Bobby's Inside Story
February 26, 2024

I Can See Why the Cat is Fat

The Fat Cat in Quincy
The Fat Cat in Quincy

Where to start? With a rare Wednesday night off I stopped by work for a late lunch with my brother. Needing to find a good restaurant for dinner later I asked my friend Sinead, who was bartending, if she’d been anywhere good recently. She recommended The Fat Cat in Quincy. She said to try and get there early and definitely try the buffalo nachos.

We arrived too late for a seat at the bar, but the oversized bourbon and cognac bottles immediately grabbed my attention. After getting a table and digging into the nachos, or dogging as the missus puts it, I was hooked.

When we arrived at The Fat Cat, located at 24 Chestnut St. in Quincy, the bar that seats about 25 was packed. With hunger being a serious motivator, we chose the short wait for a table over the who-knows-how-long wait for the bar. While waiting for a table I was thrilled to find out they carried Magners, which most non-Irish bars don’t carry.

I am sure that most customers find the taste they’re looking for with over 35 beers to choose from. Their beer prices were more than reasonable ($3.50 domestic, $4 foreign), which carried over to their liquor too. Their eight vodka/liqueur mixed martinis are only $8 a piece, and I received a more generous portion of Maker’s Mark on the rocks than I would pour myself.

With hunger only increasing, we ordered buffalo nachos as quickly as possible from our server. Then as we scanned the entrees, two items immediately stuck out: the rest of the menu never had a chance.

We have a thing for scallops so I didn’t need to read the description on the Scallops Au Gratin (seared scallops in a creamy cheese sauce, sweet potato mashed, sautéed green beans). Also, you don’t find a full rack of baby back ribs on too many Greater Boston area menus, so we couldn’t pass it up.

The nachos arrived, entrée orders were placed, and the dogging began. I am a man of many different buffalo creations, but this was the real deal. Served on an extra hot plate, I failed to experience a cold nacho. The sour cream, salsa, bacon bits, and crumbled bleu cheese were evenly distributed throughout and the tender pulled chicken was truly scrumptious.

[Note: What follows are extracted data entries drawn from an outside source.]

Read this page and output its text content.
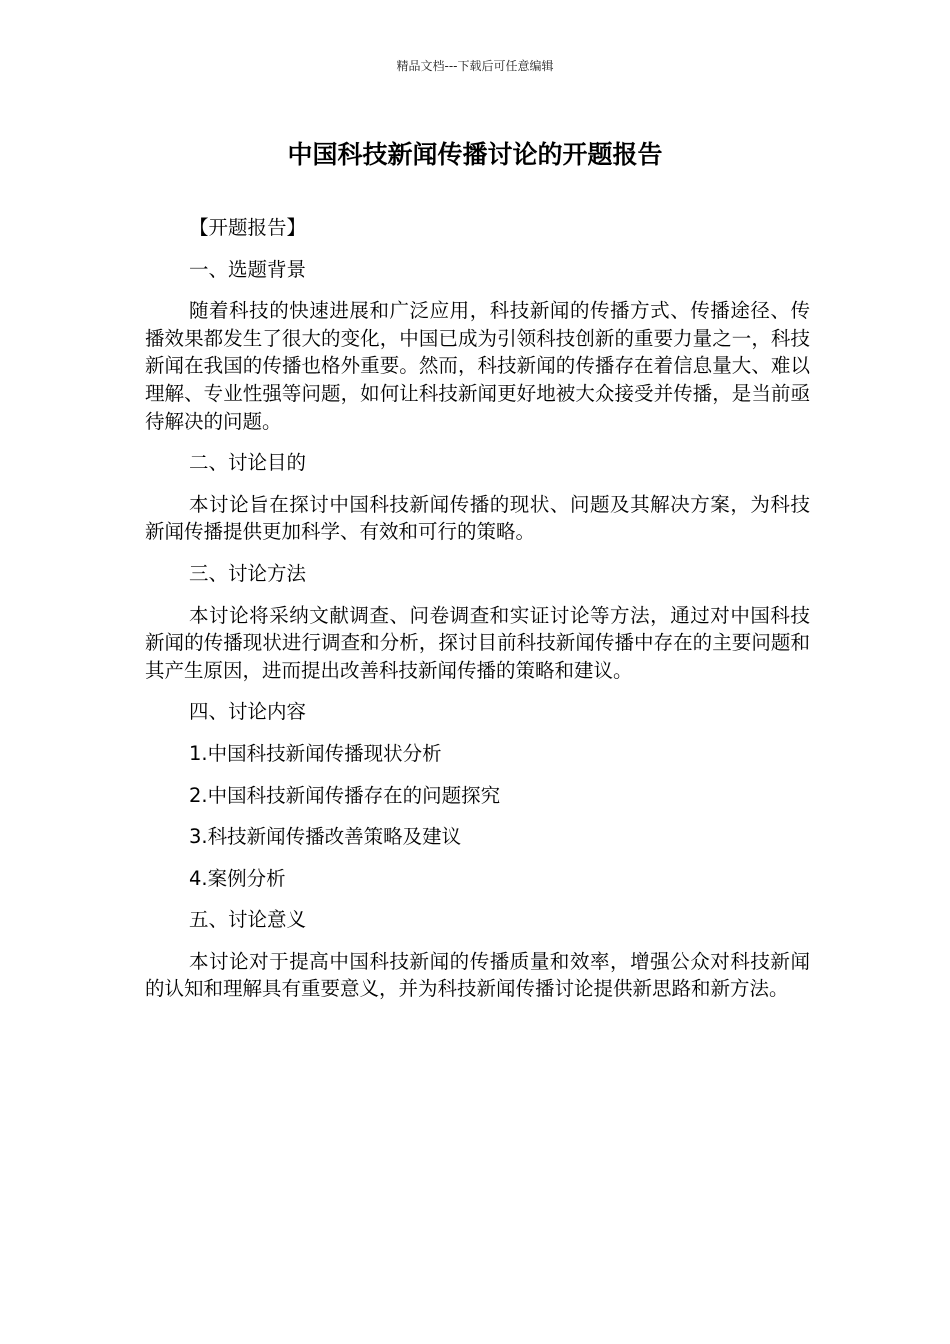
精品文档---下载后可任意编辑
中国科技新闻传播讨论的开题报告

【开题报告】

一、选题背景

随着科技的快速进展和广泛应用，科技新闻的传播方式、传播途径、传播效果都发生了很大的变化，中国已成为引领科技创新的重要力量之一，科技新闻在我国的传播也格外重要。然而，科技新闻的传播存在着信息量大、难以理解、专业性强等问题，如何让科技新闻更好地被大众接受并传播，是当前亟待解决的问题。

二、讨论目的

本讨论旨在探讨中国科技新闻传播的现状、问题及其解决方案，为科技新闻传播提供更加科学、有效和可行的策略。

三、讨论方法

本讨论将采纳文献调查、问卷调查和实证讨论等方法，通过对中国科技新闻的传播现状进行调查和分析，探讨目前科技新闻传播中存在的主要问题和其产生原因，进而提出改善科技新闻传播的策略和建议。

四、讨论内容

1.中国科技新闻传播现状分析

2.中国科技新闻传播存在的问题探究

3.科技新闻传播改善策略及建议

4.案例分析

五、讨论意义

本讨论对于提高中国科技新闻的传播质量和效率，增强公众对科技新闻的认知和理解具有重要意义，并为科技新闻传播讨论提供新思路和新方法。
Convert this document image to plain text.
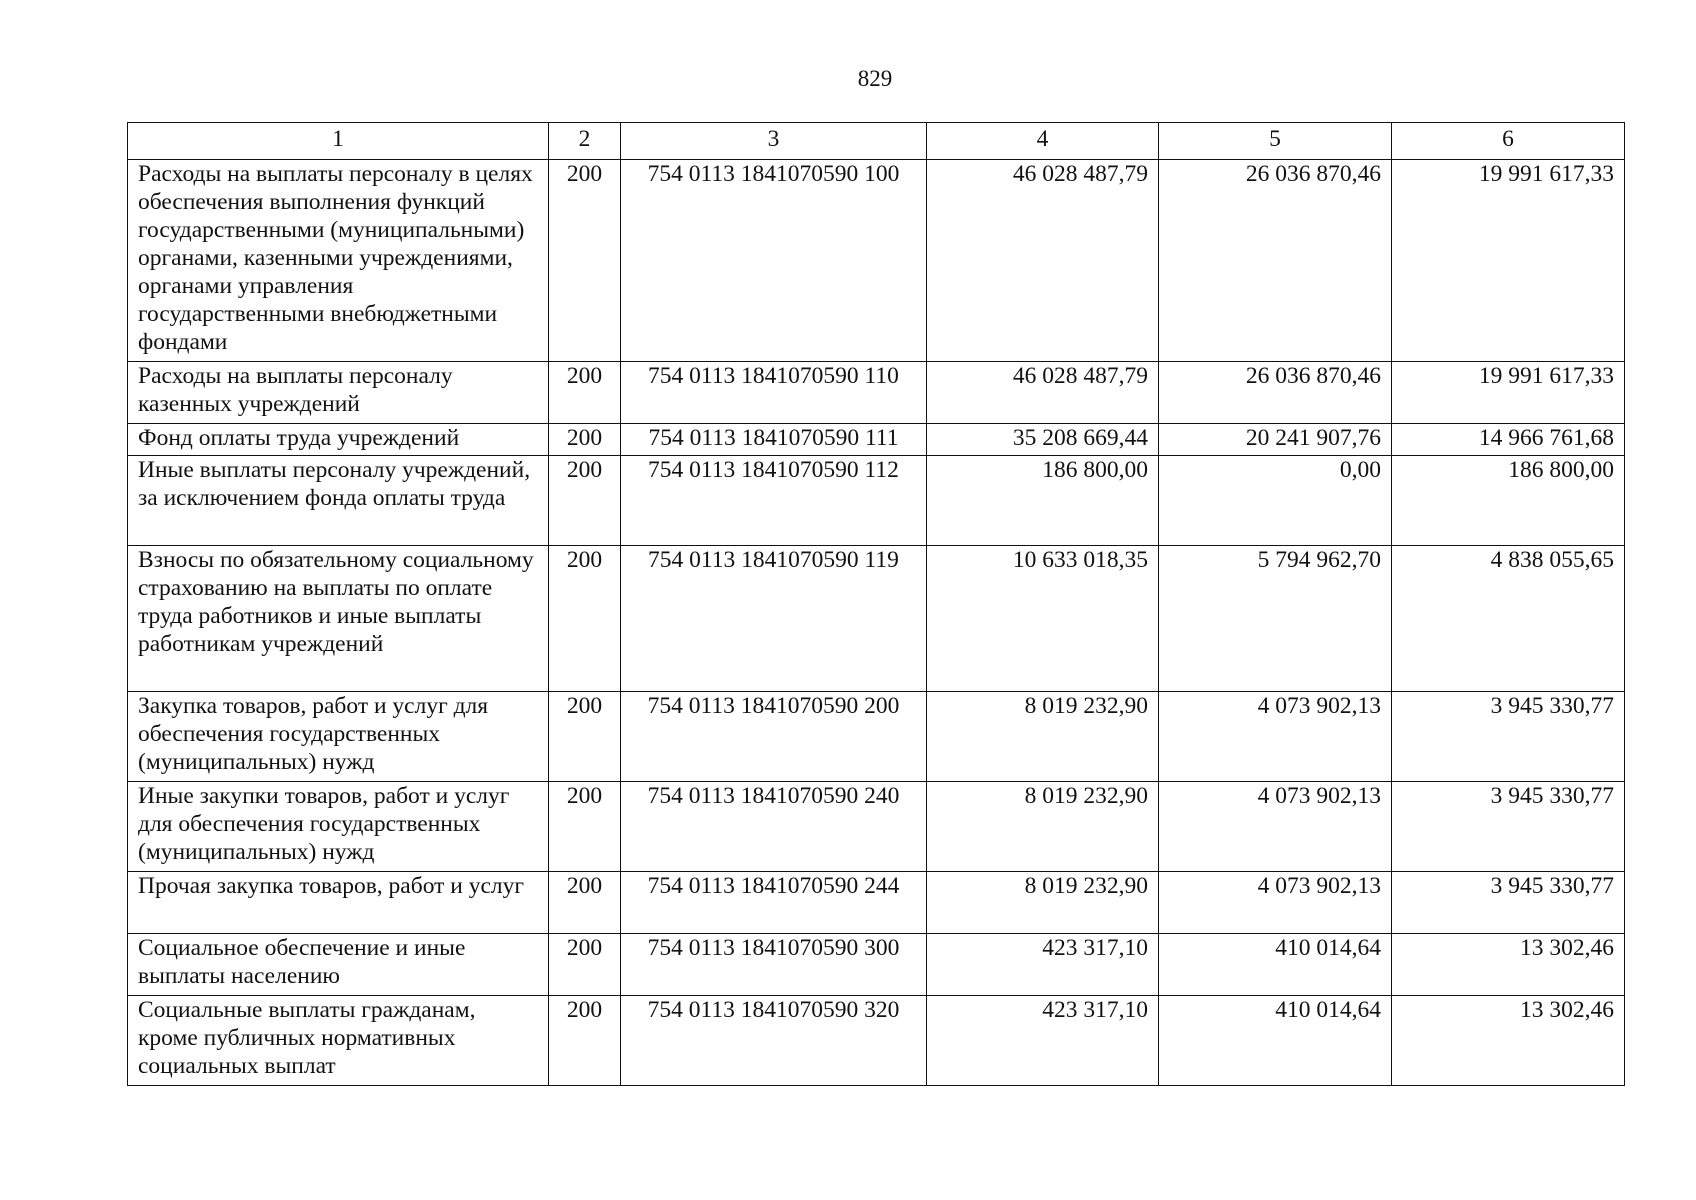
829
1	2	3	4	5	6
Расходы на выплаты персоналу в целях обеспечения выполнения функций государственными (муниципальными) органами, казенными учреждениями, органами управления государственными внебюджетными фондами	200	754 0113 1841070590 100	46 028 487,79	26 036 870,46	19 991 617,33
Расходы на выплаты персоналу казенных учреждений	200	754 0113 1841070590 110	46 028 487,79	26 036 870,46	19 991 617,33
Фонд оплаты труда учреждений	200	754 0113 1841070590 111	35 208 669,44	20 241 907,76	14 966 761,68
Иные выплаты персоналу учреждений, за исключением фонда оплаты труда	200	754 0113 1841070590 112	186 800,00	0,00	186 800,00
Взносы по обязательному социальному страхованию на выплаты по оплате труда работников и иные выплаты работникам учреждений	200	754 0113 1841070590 119	10 633 018,35	5 794 962,70	4 838 055,65
Закупка товаров, работ и услуг для обеспечения государственных (муниципальных) нужд	200	754 0113 1841070590 200	8 019 232,90	4 073 902,13	3 945 330,77
Иные закупки товаров, работ и услуг для обеспечения государственных (муниципальных) нужд	200	754 0113 1841070590 240	8 019 232,90	4 073 902,13	3 945 330,77
Прочая закупка товаров, работ и услуг	200	754 0113 1841070590 244	8 019 232,90	4 073 902,13	3 945 330,77
Социальное обеспечение и иные выплаты населению	200	754 0113 1841070590 300	423 317,10	410 014,64	13 302,46
Социальные выплаты гражданам, кроме публичных нормативных социальных выплат	200	754 0113 1841070590 320	423 317,10	410 014,64	13 302,46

Usually halfway into a plate of nachos you get tired of them, or they get cold and soggy. This, to our pleasant surprise and downfall, was not the case with Fat Cat nachos, no sir. We had to drag ourselves away, covering the plate with dirty napkins to cease the feast.

I didn’t want to get my entrée-portion excitement up too much because, after all, nachos are nachos. But when the nacho mess was removed and replaced with the scallop and rib dishes I knew one thing: I would not be a member of the clean plate club tonight.

For $17 and $18, respectively, the scallop and rib plates were serious entrées. Nachos or not, it was a lot of food for one person. Their scallops in a creamy cheese sauce and heaping side of sweet potato mashed really hit the spot.

The ribs were fall-off-the-bone perfect but we couldn’t even make it halfway through the rack. Nor was a dent put into the coleslaw or BBQ-smothered fries; they, along with the scallops and mashed, are all hanging in the fridge until further notice.

Two things I learned that night: The Fat Cat may be a new favorite, but I don’t workout nearly enough to go more than once a week. Two, based on the quality and price, I am rather surprised the fat cats still fit on their perches.

The Fat Cat carries appetizers and nachos from $7-$10 as well as a wide selection of wings. The menu is predominately comfort food and all entrées are under $20, with an a la carte section as well. Their beer, wine, and cocktail lists are expansive and inexpensive too.